The story is understandably goofy. Despite people's overwhelming love for Resident Evil, I don't think anybody can argue with a straight face that this series is well written. It's certainly fun and has a mansion full of charm, but Resident Evil is not the game to turn to when you're looking for quality storytelling. That said, Resident Evil 5 continues the tradition of giving us over-the-top characters and preposterous situations. We get a bunch of regular sized people turning into enormous freaks of nature. We get a lot of laughably bad conversations between two-dimensional villains. We get all of the high-minded talk about pushing human evolution and tampering with nature. We get it all, and much, much more. By the end of the game I was exhausted by the game's narrative, but at the same time I loved every minute of it.

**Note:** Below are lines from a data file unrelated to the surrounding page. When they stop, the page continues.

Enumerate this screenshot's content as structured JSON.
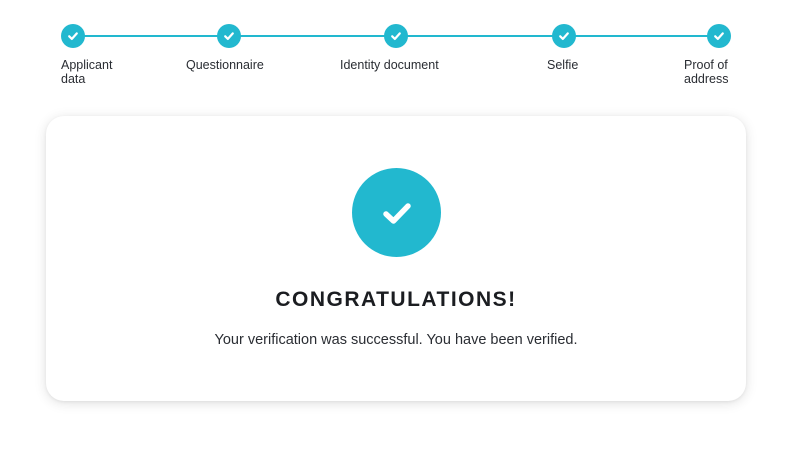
{
  "theme": {
    "accent": "#22b8cf",
    "text": "#1f2227",
    "card_background": "#ffffff"
  },
  "stepper": {
    "steps": [
      {
        "label": "Applicant data",
        "status": "completed",
        "icon": "check-icon"
      },
      {
        "label": "Questionnaire",
        "status": "completed",
        "icon": "check-icon"
      },
      {
        "label": "Identity document",
        "status": "completed",
        "icon": "check-icon"
      },
      {
        "label": "Selfie",
        "status": "completed",
        "icon": "check-icon"
      },
      {
        "label": "Proof of address",
        "status": "completed",
        "icon": "check-icon"
      }
    ]
  },
  "result": {
    "icon": "success-check-icon",
    "title": "CONGRATULATIONS!",
    "message": "Your verification was successful. You have been verified."
  }
}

In past Resident Evil games all this would add up to a spooky time where you are trapped in some sort of large mansion avoiding giant spiders and zombies. But that's not the case in Resident Evil 5. In this game you take a linear path through six different worlds (each with two or three sub-sections). Each act takes place in a different area, each with their own look and puzzles. For example, early on you'll fight through "zombie" (used in only the loosest way possible) infested African cities. Soon after that you'll be wading knee-deep in swamps full of alligators and snakes. By the end of the game you will have played through underground ruins, caves, research facilities, oil fields and even on a giant boat. The game is constantly moving forward, so you'll never find yourself getting bored with the game's numerous backgrounds.